Eifel-Träume
Mein Mann soll Toni Burscheid in die Enge getrieben haben. Dann gibt es sogar die Behauptung, dass mein Mann Burscheid zwanzigtausend dafür geboten hat, dass er den Abbau des Berges unterstützt.« Sie sah mich an. »Wissen Sie, wer mir das mit den zwanzigtausend sagte? Annegrets Mutter. So viel zu Gerüchten.«
»Das hörte ich auch«, nickte ich. »Es ist nett, dass Sie es erwähnen.«
»Jetzt sitzen Sie hier und stellen Fragen. Und ich sitze hier und frage mich schon seit langem, warum die Kriminalpolizei den alten Pitter Göden nicht ins Verhör genommen hat. Der Mann wohnt genauso wie Annegret in der Straße Am Blindert. Und der Mann ist berühmt-berüchtigt für sein merkwürdiges Sexualleben. Ganz Hildenstein redet darüber, aber der Mann bleibt vollkommen ungeschoren.«
»Woher wissen Sie, dass der Mann nicht verhört worden ist?«
Sie lächelte maliziös. »Von ihm selbst.«
»Wie sieht sein Sexleben denn aus?«, wollte ich wissen.
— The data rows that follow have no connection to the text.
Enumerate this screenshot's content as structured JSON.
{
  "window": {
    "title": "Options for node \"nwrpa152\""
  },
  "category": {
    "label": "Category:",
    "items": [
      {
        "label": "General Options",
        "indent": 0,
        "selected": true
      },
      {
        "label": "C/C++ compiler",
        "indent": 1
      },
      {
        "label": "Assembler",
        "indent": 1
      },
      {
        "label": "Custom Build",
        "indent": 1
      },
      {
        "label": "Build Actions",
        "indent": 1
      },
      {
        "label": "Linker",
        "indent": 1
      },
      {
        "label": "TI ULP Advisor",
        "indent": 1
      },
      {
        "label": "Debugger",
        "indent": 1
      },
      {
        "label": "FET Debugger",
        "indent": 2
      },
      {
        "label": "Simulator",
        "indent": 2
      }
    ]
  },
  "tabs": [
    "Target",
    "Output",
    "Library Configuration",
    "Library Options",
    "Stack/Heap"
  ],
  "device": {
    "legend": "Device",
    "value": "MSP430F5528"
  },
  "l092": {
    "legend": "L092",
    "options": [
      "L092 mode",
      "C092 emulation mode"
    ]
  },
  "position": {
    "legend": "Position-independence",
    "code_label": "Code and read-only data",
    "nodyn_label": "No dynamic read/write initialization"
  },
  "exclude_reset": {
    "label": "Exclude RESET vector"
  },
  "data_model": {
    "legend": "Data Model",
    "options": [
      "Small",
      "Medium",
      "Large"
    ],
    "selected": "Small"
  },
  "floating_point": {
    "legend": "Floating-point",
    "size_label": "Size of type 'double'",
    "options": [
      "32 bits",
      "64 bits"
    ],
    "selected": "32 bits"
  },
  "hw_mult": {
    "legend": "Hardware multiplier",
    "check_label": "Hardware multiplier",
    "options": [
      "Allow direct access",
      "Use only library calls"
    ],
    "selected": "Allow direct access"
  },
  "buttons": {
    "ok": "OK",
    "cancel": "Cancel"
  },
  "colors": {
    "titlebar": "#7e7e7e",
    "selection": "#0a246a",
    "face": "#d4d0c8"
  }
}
»Na ja, er nimmt sich Frauen mit nach Hause. Die müssen sich unter einer Wolldecke verstecken, bis sein Wagen in der Garage steht. Damit man sie nicht sieht. Und das ist nicht alles. Er kriegt öfter Besuch von zwei Polen aus Köln, die ihm Mädchen zuführen. Manchmal zwei auf einmal, was richtig teuer ist. Aber er sagt, er bezieht eine gute Rente. Sorgst du beizeiten, hast du in der Not, sagt er immer.«
»Hat er denn ein Alibi für den Donnerstag?«
»Hat er nicht«, antwortete Schmitz. »Er sagt, er sei zu Hause gewesen und habe sich eine Erbsensuppe gemacht.«
»Und gleich werden Sie mich wahrscheinlich nach meinem Treffen mit einem gewissen Stanislaus befragen wollen«, stellte Griseldis Schmitz erheitert fest.
»Das wollte ich ansprechen«, gab ich zu.
Die Frau war noch härter als ihr Mann und die beiden befolgten das einzige Rezept, mit dessen Hilfe sogar eine Mordkommission außer Gefecht gesetzt werden konnte. Sie blieben bis zu einem sehr weit reichenden Punkt bei der Wahrheit und beharrten dann darauf. Kein Abweichen, keine Unterschiede in Details.
»Sehen Sie«, erklärte der Hausherr. »Sie müssen wissen, dass wir schon sehr lange verheiratet sind. Wir lassen einander die Freiheit, die jeder braucht. Da gibt es keine Szenen, keine Prügel, da gibt es keine lautstarken Auseinandersetzungen, keinen Rosenkrieg. So ist das nun mal.«
»Was sagt denn Ihr Sohn dazu. Er wird doch den Klatsch darüber hören?«, fragte ich beinahe gemütlich.
»Er glaubt uns«, behauptete sie. »Wir erzählen: Das war so und so. Und er fragt nicht weiter. Wie alle Kinder. Sollen wir ihn holen?«
»Warum nicht?«, sagte ich etwas erstaunt. »Ich kenne noch keines der Kinder, die zusammen mit Annegret nach Hause gingen.«
Der Mann griff wieder nach dem Telefonhörer. »Kannst du bitte mal ins Arbeitszimmer kommen, Kevin?« Dann betrachtete er mich nachdenklich. »Er leidet sehr, müssen Sie wissen.«
»Oh, das wird kein strittiges Thema sein«, versicherte ich.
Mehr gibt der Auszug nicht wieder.